И я подумал, что если бы Айова Боб по-прежнему был с нами, он сказал бы, что Фрэнни не права. Будет ли Вена более утонченной или нет, будет ли у Фрэнни комната со штангой или с кружевными занавесочками, но все мы — жители одного отеля «Нью-Гэмпшир» за другим.

Отель Фрейда — по крайней мере, насколько мы сумели понять из нашей с ним сумбурной переписки — назывался «Гастхауз Фрейд»; чего мы не смогли понять — останавливался ли в этом отеле когда-нибудь другой Фрейд. Мы только знали, что отель «расположен в центре», по словам Фрейда, — «в Первом округе!». На посеревшей черно-белой фотографии, которую прислал Фрейд, мы с трудом разобрали железную двойную дверь, зажатую между витринами чего-то, похожего на кондитерскую.
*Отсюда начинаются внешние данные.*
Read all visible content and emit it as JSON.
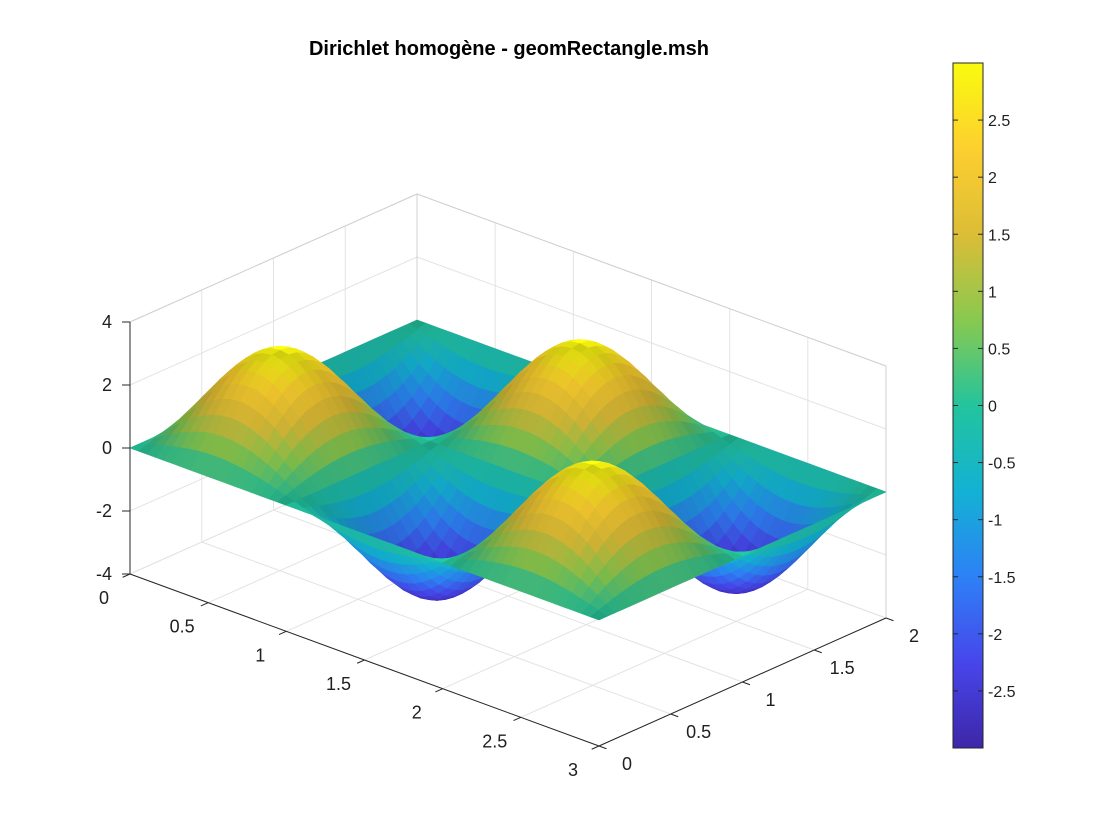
{
  "chart_data": {
    "type": "surface",
    "title": "Dirichlet homogène - geomRectangle.msh",
    "xlabel": "",
    "ylabel": "",
    "zlabel": "",
    "xlim": [
      0,
      3
    ],
    "ylim": [
      0,
      2
    ],
    "zlim": [
      -4,
      4
    ],
    "x_ticks": [
      "0",
      "0.5",
      "1",
      "1.5",
      "2",
      "2.5",
      "3"
    ],
    "y_ticks": [
      "0",
      "0.5",
      "1",
      "1.5",
      "2"
    ],
    "z_ticks": [
      "-4",
      "-2",
      "0",
      "2",
      "4"
    ],
    "function": "3*sin(pi*x)*sin(pi*y)",
    "z_min": -3,
    "z_max": 3,
    "grid": true,
    "colorbar": {
      "colormap": "parula",
      "range": [
        -3,
        3
      ],
      "ticks": [
        "2.5",
        "2",
        "1.5",
        "1",
        "0.5",
        "0",
        "-0.5",
        "-1",
        "-1.5",
        "-2",
        "-2.5"
      ],
      "placement": "right"
    },
    "colormap_stops": [
      "#3e26a8",
      "#4746eb",
      "#2d81f6",
      "#13b2d4",
      "#23c49d",
      "#89c94f",
      "#dcbd37",
      "#fdcf2f",
      "#f9fb0e"
    ]
  }
}
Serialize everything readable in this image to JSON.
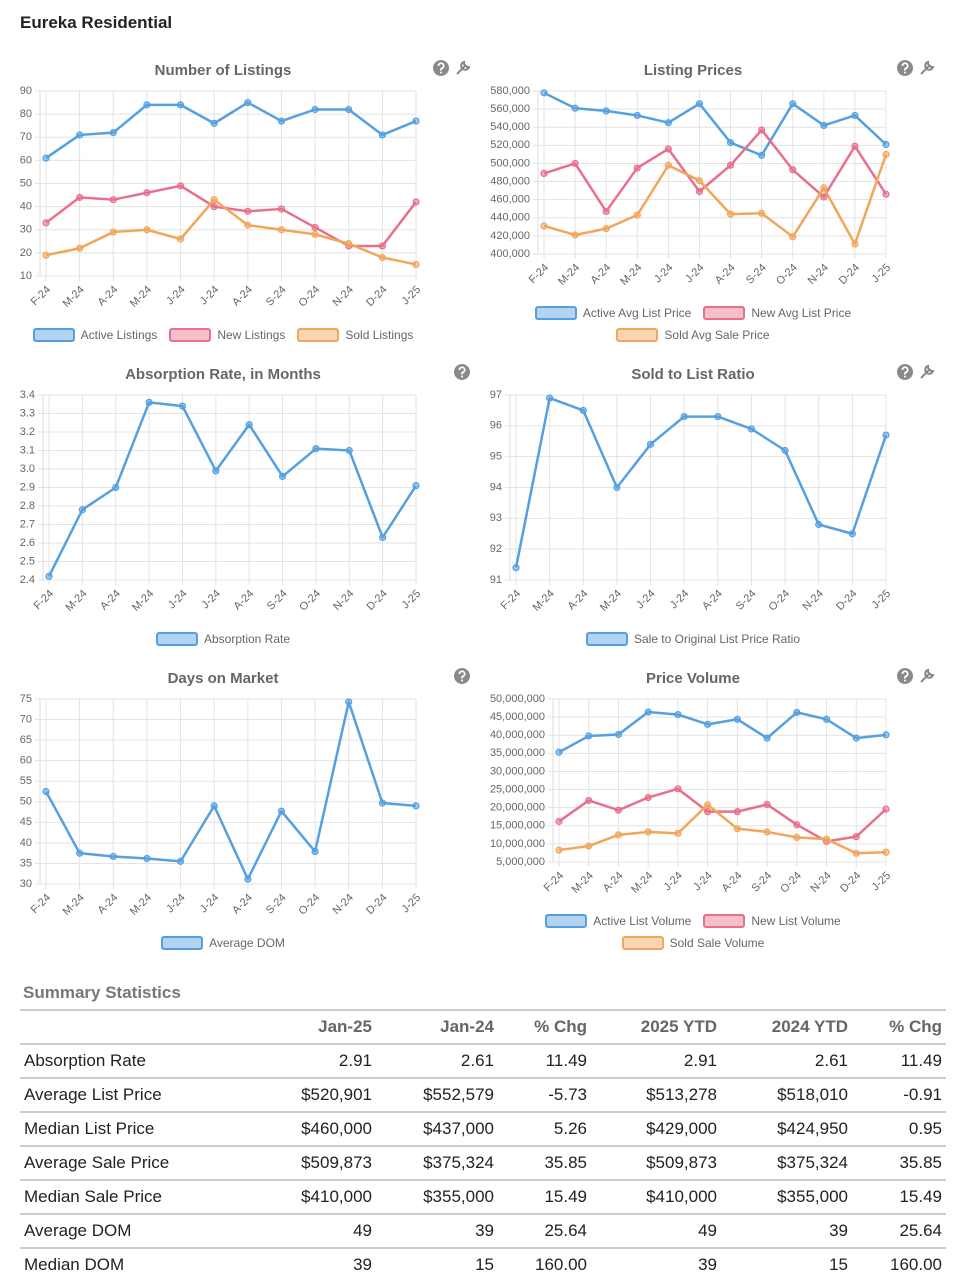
{
  "header": {
    "title": "Eureka Residential"
  },
  "chart_data": [
    {
      "type": "line",
      "title": "Number of Listings",
      "categories": [
        "F-24",
        "M-24",
        "A-24",
        "M-24",
        "J-24",
        "J-24",
        "A-24",
        "S-24",
        "O-24",
        "N-24",
        "D-24",
        "J-25"
      ],
      "ylim": [
        10,
        90
      ],
      "yticks": [
        10,
        20,
        30,
        40,
        50,
        60,
        70,
        80,
        90
      ],
      "grid": true,
      "series": [
        {
          "name": "Active Listings",
          "color": "#55a0e0",
          "values": [
            61,
            71,
            72,
            84,
            84,
            76,
            85,
            77,
            82,
            82,
            71,
            77
          ]
        },
        {
          "name": "New Listings",
          "color": "#e8708c",
          "values": [
            33,
            44,
            43,
            46,
            49,
            40,
            38,
            39,
            31,
            23,
            23,
            42
          ]
        },
        {
          "name": "Sold Listings",
          "color": "#f2a65a",
          "values": [
            19,
            22,
            29,
            30,
            26,
            43,
            32,
            30,
            28,
            24,
            18,
            15
          ]
        }
      ]
    },
    {
      "type": "line",
      "title": "Listing Prices",
      "categories": [
        "F-24",
        "M-24",
        "A-24",
        "M-24",
        "J-24",
        "J-24",
        "A-24",
        "S-24",
        "O-24",
        "N-24",
        "D-24",
        "J-25"
      ],
      "ylim": [
        400000,
        580000
      ],
      "yticks": [
        {
          "value": 400000,
          "label": "400,000"
        },
        {
          "value": 420000,
          "label": "420,000"
        },
        {
          "value": 440000,
          "label": "440,000"
        },
        {
          "value": 460000,
          "label": "460,000"
        },
        {
          "value": 480000,
          "label": "480,000"
        },
        {
          "value": 500000,
          "label": "500,000"
        },
        {
          "value": 520000,
          "label": "520,000"
        },
        {
          "value": 540000,
          "label": "540,000"
        },
        {
          "value": 560000,
          "label": "560,000"
        },
        {
          "value": 580000,
          "label": "580,000"
        }
      ],
      "grid": true,
      "series": [
        {
          "name": "Active Avg List Price",
          "color": "#55a0e0",
          "values": [
            578000,
            561000,
            558000,
            553000,
            545000,
            566000,
            523000,
            509000,
            566000,
            542000,
            553000,
            520901
          ]
        },
        {
          "name": "New Avg List Price",
          "color": "#e8708c",
          "values": [
            489000,
            500000,
            447000,
            495000,
            516000,
            469000,
            498000,
            537000,
            493000,
            463000,
            519000,
            466000
          ]
        },
        {
          "name": "Sold Avg Sale Price",
          "color": "#f2a65a",
          "values": [
            431000,
            421000,
            428000,
            443000,
            498000,
            481000,
            444000,
            445000,
            419000,
            473000,
            411000,
            509873
          ]
        }
      ]
    },
    {
      "type": "line",
      "title": "Absorption Rate, in Months",
      "categories": [
        "F-24",
        "M-24",
        "A-24",
        "M-24",
        "J-24",
        "J-24",
        "A-24",
        "S-24",
        "O-24",
        "N-24",
        "D-24",
        "J-25"
      ],
      "ylim": [
        2.4,
        3.4
      ],
      "yticks": [
        2.4,
        2.5,
        2.6,
        2.7,
        2.8,
        2.9,
        {
          "value": 3,
          "label": "3.0"
        },
        3.1,
        3.2,
        3.3,
        3.4
      ],
      "grid": true,
      "series": [
        {
          "name": "Absorption Rate",
          "color": "#55a0e0",
          "values": [
            2.42,
            2.78,
            2.9,
            3.36,
            3.34,
            2.99,
            3.24,
            2.96,
            3.11,
            3.1,
            2.63,
            2.91
          ]
        }
      ]
    },
    {
      "type": "line",
      "title": "Sold to List Ratio",
      "categories": [
        "F-24",
        "M-24",
        "A-24",
        "M-24",
        "J-24",
        "J-24",
        "A-24",
        "S-24",
        "O-24",
        "N-24",
        "D-24",
        "J-25"
      ],
      "ylim": [
        91,
        97
      ],
      "yticks": [
        91,
        92,
        93,
        94,
        95,
        96,
        97
      ],
      "grid": true,
      "series": [
        {
          "name": "Sale to Original List Price Ratio",
          "color": "#55a0e0",
          "values": [
            91.4,
            96.9,
            96.5,
            94.0,
            95.4,
            96.3,
            96.3,
            95.9,
            95.2,
            92.8,
            92.5,
            95.7
          ]
        }
      ]
    },
    {
      "type": "line",
      "title": "Days on Market",
      "categories": [
        "F-24",
        "M-24",
        "A-24",
        "M-24",
        "J-24",
        "J-24",
        "A-24",
        "S-24",
        "O-24",
        "N-24",
        "D-24",
        "J-25"
      ],
      "ylim": [
        30,
        75
      ],
      "yticks": [
        30,
        35,
        40,
        45,
        50,
        55,
        60,
        65,
        70,
        75
      ],
      "grid": true,
      "series": [
        {
          "name": "Average DOM",
          "color": "#55a0e0",
          "values": [
            52.5,
            37.5,
            36.7,
            36.2,
            35.5,
            49,
            31.2,
            47.7,
            37.9,
            74.3,
            49.7,
            49
          ]
        }
      ]
    },
    {
      "type": "line",
      "title": "Price Volume",
      "categories": [
        "F-24",
        "M-24",
        "A-24",
        "M-24",
        "J-24",
        "J-24",
        "A-24",
        "S-24",
        "O-24",
        "N-24",
        "D-24",
        "J-25"
      ],
      "ylim": [
        5000000,
        50000000
      ],
      "yticks": [
        {
          "value": 5000000,
          "label": "5,000,000"
        },
        {
          "value": 10000000,
          "label": "10,000,000"
        },
        {
          "value": 15000000,
          "label": "15,000,000"
        },
        {
          "value": 20000000,
          "label": "20,000,000"
        },
        {
          "value": 25000000,
          "label": "25,000,000"
        },
        {
          "value": 30000000,
          "label": "30,000,000"
        },
        {
          "value": 35000000,
          "label": "35,000,000"
        },
        {
          "value": 40000000,
          "label": "40,000,000"
        },
        {
          "value": 45000000,
          "label": "45,000,000"
        },
        {
          "value": 50000000,
          "label": "50,000,000"
        }
      ],
      "grid": true,
      "series": [
        {
          "name": "Active List Volume",
          "color": "#55a0e0",
          "values": [
            35300000,
            39800000,
            40200000,
            46400000,
            45700000,
            43000000,
            44400000,
            39200000,
            46300000,
            44400000,
            39200000,
            40100000
          ]
        },
        {
          "name": "New List Volume",
          "color": "#e8708c",
          "values": [
            16200000,
            22000000,
            19300000,
            22800000,
            25200000,
            18900000,
            18900000,
            20900000,
            15300000,
            10700000,
            12000000,
            19600000
          ]
        },
        {
          "name": "Sold Sale Volume",
          "color": "#f2a65a",
          "values": [
            8300000,
            9400000,
            12500000,
            13300000,
            12900000,
            20800000,
            14200000,
            13300000,
            11800000,
            11300000,
            7400000,
            7700000
          ]
        }
      ]
    }
  ],
  "table": {
    "title": "Summary Statistics",
    "columns": [
      "Jan-25",
      "Jan-24",
      "% Chg",
      "2025 YTD",
      "2024 YTD",
      "% Chg"
    ],
    "rows": [
      [
        "Absorption Rate",
        "2.91",
        "2.61",
        "11.49",
        "2.91",
        "2.61",
        "11.49"
      ],
      [
        "Average List Price",
        "$520,901",
        "$552,579",
        "-5.73",
        "$513,278",
        "$518,010",
        "-0.91"
      ],
      [
        "Median List Price",
        "$460,000",
        "$437,000",
        "5.26",
        "$429,000",
        "$424,950",
        "0.95"
      ],
      [
        "Average Sale Price",
        "$509,873",
        "$375,324",
        "35.85",
        "$509,873",
        "$375,324",
        "35.85"
      ],
      [
        "Median Sale Price",
        "$410,000",
        "$355,000",
        "15.49",
        "$410,000",
        "$355,000",
        "15.49"
      ],
      [
        "Average DOM",
        "49",
        "39",
        "25.64",
        "49",
        "39",
        "25.64"
      ],
      [
        "Median DOM",
        "39",
        "15",
        "160.00",
        "39",
        "15",
        "160.00"
      ]
    ]
  }
}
«KONDITOREI» — говорила одна вывеска, «ZUCRERWAREN» — гласила вторая, «SCHOKOLADEN» — обещала третья; а над всем этим, куда крупнее, чем выцветшие буквы «GASTHAUS FREUD», сияло слово «BONBONS».

— Что? — сказал Эгг.

— «Bonbons», — сказала Фрэнни. — Боже ты мой.

— Которая из дверей относится к отелю, а которая к кондитерскому магазину? — поинтересовался Фрэнк; он всегда размышлял как швейцар.

— Думаю, надо там пожить, чтобы это выяснить, — сказала Фрэнни.

Лилли взяла увеличительное стекло и рассмотрела название улицы, написанное необычными буквами под номером дома на двойных дверях.

— Крюгерштрассе, — решила она, что, по крайней мере, совпадало с названием улицы на адресе Фрейда.

Отец купил в туристическом агентстве карту Вены, и мы нашли на ней Крюгерштрассе, в Первом округе, как и обещал Фрейд; улица оказалась в самом центре.

— Это всего лишь в одном или двух кварталах от оперы! — с энтузиазмом воскликнул Фрэнк.

— О боже, — сказала Фрэнни.

На карте были небольшие зеленые пятна, обозначавшие парки, тонкие красные и голубые линии, обозначавшие маршруты городского транспорта, и разукрашенные здания, слишком большие пропорционально к улицам, обозначавшие достопримечательности.